At Potra Law Firm, we have extensive experience working with local law enforcement agencies to obtain the required documents that are required to file for U nonimmigrant status with USCIS. We have helped countless victims of violent crimes obtain U nonimmigrant status in the United States. Certain family members, such as spouses and children under 21 years of age, can also apply for U nonimmigrant status through your case. These family members can also file for a work permit giving them lawful permission to work in the United States.

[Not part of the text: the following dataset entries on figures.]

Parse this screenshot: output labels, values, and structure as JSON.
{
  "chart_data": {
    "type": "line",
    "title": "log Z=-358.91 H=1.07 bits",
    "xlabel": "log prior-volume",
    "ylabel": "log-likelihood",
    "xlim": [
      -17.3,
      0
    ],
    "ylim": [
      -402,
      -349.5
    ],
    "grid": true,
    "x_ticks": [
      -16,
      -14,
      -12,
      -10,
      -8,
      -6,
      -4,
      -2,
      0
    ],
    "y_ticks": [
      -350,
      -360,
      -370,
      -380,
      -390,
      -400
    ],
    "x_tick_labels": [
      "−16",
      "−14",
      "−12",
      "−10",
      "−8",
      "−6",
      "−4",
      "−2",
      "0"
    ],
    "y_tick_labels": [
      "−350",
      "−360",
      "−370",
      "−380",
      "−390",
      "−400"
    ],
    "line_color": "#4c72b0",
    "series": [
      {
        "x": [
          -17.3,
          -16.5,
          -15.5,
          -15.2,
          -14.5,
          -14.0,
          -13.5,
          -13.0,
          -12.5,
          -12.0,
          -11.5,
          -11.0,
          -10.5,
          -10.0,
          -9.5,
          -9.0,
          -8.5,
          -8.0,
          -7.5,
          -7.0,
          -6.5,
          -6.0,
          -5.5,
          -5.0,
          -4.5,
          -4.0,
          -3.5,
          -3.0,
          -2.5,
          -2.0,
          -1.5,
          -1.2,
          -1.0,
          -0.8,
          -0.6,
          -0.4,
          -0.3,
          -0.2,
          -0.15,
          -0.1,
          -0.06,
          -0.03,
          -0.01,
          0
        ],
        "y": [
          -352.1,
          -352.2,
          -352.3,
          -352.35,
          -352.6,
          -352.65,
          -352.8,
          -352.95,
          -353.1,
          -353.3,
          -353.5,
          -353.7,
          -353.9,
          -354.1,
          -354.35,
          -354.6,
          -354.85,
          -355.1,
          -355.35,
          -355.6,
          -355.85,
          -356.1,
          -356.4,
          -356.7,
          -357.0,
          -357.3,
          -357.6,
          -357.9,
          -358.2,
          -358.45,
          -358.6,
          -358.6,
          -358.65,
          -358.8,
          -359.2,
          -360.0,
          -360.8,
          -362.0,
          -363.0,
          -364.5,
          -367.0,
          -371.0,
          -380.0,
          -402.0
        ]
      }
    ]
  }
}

History and Requirements of the Victim Visa, U Nonimmigrant Status
Congress created the U nonimmigrant status for the purposes of protecting victims of violent crimes and abuse, and strengthening the ability of law enforcement to prosecute these crimes and remove violent criminals from our communities. Specifically, U nonimmigrant status (or U Visa) is available to aliens who have suffered mental or physical abuse or are victims of certain listed crimes, and are helpful to or will likely be helpful to law enforcement in the investigation and prosecution of the crime.

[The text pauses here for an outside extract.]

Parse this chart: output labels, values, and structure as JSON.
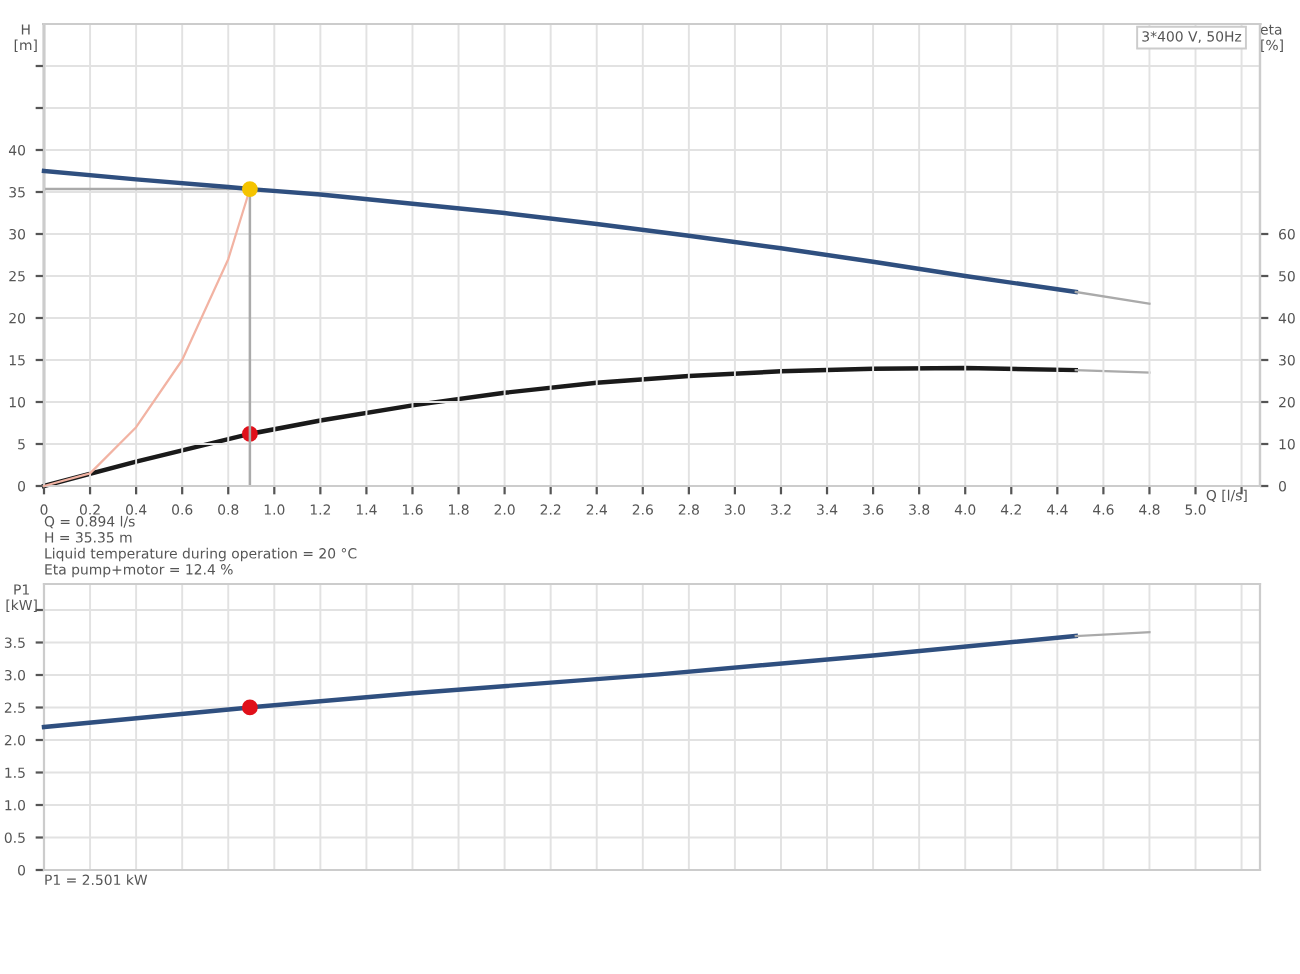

Congress realized that many victims of violent crimes are aliens who are residing in the United States unlawfully, and that these victims are often afraid to report the crime to law enforcement because they believe that law enforcement will put them in deportation proceedings rather than investigate the crime. The U nonimmigrant status addresses this legitimate concern of unlawful aliens by allowing them to apply for lawful status in the United States because they helped law enforcement with the investigation and prosecution of the crime.
You may be eligible for U nonimmigrant status if:
You are the victim of qualifying criminal activity;
You have suffered substantial physical or mental abuse as a result of the qualifying criminal activity;
You have information about the qualifying criminal activity;
You have helped, are helping, or will help law enforcement in the investigation or prosecution of the crime. If you are under the age of 16, your parents or legal guardian can provide assistance to law enforcement;
The crime occurred in the United States or violated U.S. laws, including state laws;
You are admissible to the United States. Please note that if you entered the United States unlawfully, you can apply for a waiver on Form I-192 to request a waiver of inadmissibility.
U nonimmigrant status cap:
It is important to note that the USCIS only grants 10,000 applications for U nonimmigrant status every year. If this limit is met, you are still able to have your application reviewed and approved by USCIS. In this case, your application will be placed “in line” until your U nonimmigrant status becomes available. While you wait to obtain U nonimmigrant status, you are eligible to obtain a work permit and lawfully work in the United States.
Obtaining your green card through a Victim Visa, U nonimmigrant status
If you currently have U nonimmigrant status, you may be eligible to obtain your green card. Aliens who obtain U nonimmigrant status are able to file for a green card and become lawful permanent residents of the United States after three years of continuous presence in the United States. If you are currently in U nonimmigrant status and are interested in filing for your green card, contact our office now so that we can help you prepare your green card application (Adjustment of Status Application) to obtain lawful permanent residence in the United States!
Have you suffered physical, mental, or emotional abuse from your spouse (or ex-spouse) or parent who is a U.S. Citizen or Lawful Permanent Resident of the United States? You may be eligible to obtain your lawful permanent residence (green card) through the VAWA Victim Visa, which stands for Violence Against Women (and Men) Act. Our attorneys have successfully obtained lawful permanent residence through VAWA Victim Visa for many of our clients who suffered physical or verbal abuse from his or her U.S. Citizen or Lawful Permanent Resident spouse.
If you are the victim of physical or mental abuse but your spouse is not a U.S. Citizen or Lawful Permanent Resident, you still may be eligible for U nonimmigrant status, Victim Visa.